I’ve argued revenue is a trailing indicator for awhile.  This idea is sacrilege to many sales leaders and sales organizations.   Revenue is the key metric in sales. If revenue is up everything is great.  If revenue is down and things aren’t going well, the business needs to be evaluated and changes need to be made.  This part of the revenue equation I agree with.  The problem is, in most cases, when revenue is down it’s too late to do much about it.  The customer base is already defecting at an alarming rate.  Tactical efforts to protect revenue have been exhausted and worse there are no new products to stem the tide.  What I don’t agree with is if revenue is up, everything is great.  This assumption can kill.   Too often we are lulled by the siren of growing revenues and higher margins not realizing the foundation of that revenue and profit is eroding and eroding quickly.   Like a river running under the foundation of a house.  Everything seems great on the surface, but it’s just a matter of time.

Michael Mace at Mobile Opportunity has done an impressive analysis on Blackberry and why they are in trouble in spite of record revenues and profits.  His position supports what I’ve argued for years.   Revenue is a trailing indicator.  Go read it, it’s absolutely worth it.

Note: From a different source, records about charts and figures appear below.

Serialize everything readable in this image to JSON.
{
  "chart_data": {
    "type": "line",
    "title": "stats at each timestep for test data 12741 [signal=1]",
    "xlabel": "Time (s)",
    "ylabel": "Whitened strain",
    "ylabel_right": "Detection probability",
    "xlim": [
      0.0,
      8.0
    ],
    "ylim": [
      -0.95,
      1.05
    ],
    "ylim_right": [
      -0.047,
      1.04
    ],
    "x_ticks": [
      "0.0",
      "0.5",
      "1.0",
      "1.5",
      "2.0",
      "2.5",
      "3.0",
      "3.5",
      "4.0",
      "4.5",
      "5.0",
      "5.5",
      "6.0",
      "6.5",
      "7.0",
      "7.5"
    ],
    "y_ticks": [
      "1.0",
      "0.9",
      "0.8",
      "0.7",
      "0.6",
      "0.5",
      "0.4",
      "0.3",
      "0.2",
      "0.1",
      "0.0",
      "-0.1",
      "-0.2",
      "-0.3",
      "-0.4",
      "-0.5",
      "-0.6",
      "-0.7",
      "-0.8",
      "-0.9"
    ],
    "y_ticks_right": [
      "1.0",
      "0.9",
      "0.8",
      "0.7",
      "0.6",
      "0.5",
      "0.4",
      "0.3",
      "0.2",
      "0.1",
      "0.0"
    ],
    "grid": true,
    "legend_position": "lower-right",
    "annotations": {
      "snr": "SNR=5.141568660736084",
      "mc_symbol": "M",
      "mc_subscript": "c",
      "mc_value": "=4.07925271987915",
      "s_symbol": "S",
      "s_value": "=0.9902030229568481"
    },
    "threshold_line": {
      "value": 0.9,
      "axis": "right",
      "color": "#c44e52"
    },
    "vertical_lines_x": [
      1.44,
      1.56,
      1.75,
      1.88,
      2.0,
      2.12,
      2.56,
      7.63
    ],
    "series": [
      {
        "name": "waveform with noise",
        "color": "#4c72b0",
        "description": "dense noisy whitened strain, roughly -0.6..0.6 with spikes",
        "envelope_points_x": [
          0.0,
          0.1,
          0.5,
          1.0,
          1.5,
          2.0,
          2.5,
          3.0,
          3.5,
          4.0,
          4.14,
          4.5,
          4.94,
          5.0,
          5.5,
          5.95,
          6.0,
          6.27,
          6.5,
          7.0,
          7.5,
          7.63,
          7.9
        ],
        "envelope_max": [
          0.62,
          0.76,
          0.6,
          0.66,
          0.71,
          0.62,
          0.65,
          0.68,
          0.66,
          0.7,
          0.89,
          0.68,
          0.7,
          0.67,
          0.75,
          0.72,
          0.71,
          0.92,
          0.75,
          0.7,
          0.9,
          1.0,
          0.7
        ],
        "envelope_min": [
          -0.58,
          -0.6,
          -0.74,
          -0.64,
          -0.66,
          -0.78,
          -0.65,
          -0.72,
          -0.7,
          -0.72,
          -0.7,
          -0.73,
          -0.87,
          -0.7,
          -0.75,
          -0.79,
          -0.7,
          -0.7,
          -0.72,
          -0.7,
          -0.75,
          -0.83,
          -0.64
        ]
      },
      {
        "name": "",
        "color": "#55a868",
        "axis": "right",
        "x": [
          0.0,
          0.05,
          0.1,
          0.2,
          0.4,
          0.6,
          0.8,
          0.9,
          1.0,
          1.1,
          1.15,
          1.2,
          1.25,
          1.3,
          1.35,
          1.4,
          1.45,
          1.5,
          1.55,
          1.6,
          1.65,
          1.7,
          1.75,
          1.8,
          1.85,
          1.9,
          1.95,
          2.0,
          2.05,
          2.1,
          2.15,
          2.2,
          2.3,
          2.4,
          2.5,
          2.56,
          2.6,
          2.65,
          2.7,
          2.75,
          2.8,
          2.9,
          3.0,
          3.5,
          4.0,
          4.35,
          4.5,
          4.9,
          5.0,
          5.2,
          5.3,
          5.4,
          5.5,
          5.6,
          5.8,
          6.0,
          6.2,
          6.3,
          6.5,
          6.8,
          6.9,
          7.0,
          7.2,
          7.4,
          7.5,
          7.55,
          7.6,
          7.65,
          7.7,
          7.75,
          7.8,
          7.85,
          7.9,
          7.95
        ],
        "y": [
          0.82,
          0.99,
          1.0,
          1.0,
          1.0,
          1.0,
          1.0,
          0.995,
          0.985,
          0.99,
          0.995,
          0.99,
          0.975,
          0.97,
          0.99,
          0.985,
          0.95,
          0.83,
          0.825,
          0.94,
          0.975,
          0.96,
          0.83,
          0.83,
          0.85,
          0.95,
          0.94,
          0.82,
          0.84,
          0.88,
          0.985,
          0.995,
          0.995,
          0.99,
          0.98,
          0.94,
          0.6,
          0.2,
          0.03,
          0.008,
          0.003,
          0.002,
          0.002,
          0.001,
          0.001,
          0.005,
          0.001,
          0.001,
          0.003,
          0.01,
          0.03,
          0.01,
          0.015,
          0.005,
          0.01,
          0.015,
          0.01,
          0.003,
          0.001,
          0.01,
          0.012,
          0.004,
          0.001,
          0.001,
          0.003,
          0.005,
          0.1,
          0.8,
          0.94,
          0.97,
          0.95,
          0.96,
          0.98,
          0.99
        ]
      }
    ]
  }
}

For years we have measured revenue to determine the health of business.  The problem with this approach is revenue masks many problems until its too late.   Revenue rarely provides a forward looking view.  Revenue does little to capture current customer satisfaction, product innovation in the market or new customer acquisition rates.  Not only does revenue not capture or highlight these critical business metrics, in many cases it masks them driving companies to falsely assume they are doing well.  If revenues are up, customers MUST be happy.  If revenue is up we MUST have strong market positioning.  If revenues are up we MUST be gaining new customers.   When revenue is up, the only thing you know is . . . revenue is up.

I believe in running business on leading indicators.   Finding metrics in your business that tell you what is going to happen and not what has happened.  Metrics like new customer growth, customer satisfaction, new product innovation, ARPU (average revenue per user), customer acquisition costs, churn etc all give me a better understanding of where my business is headed.

At the end of the day, business isn’t about revenue.  It’s about your customers and your products.  Identifying metrics that give you insight into what your customers are doing and where your products stand in the market will be far more predictive than revenue.

Don’t get me wrong, measuring revenue is important.  Using it as a predictive metric is where it can get you in trouble.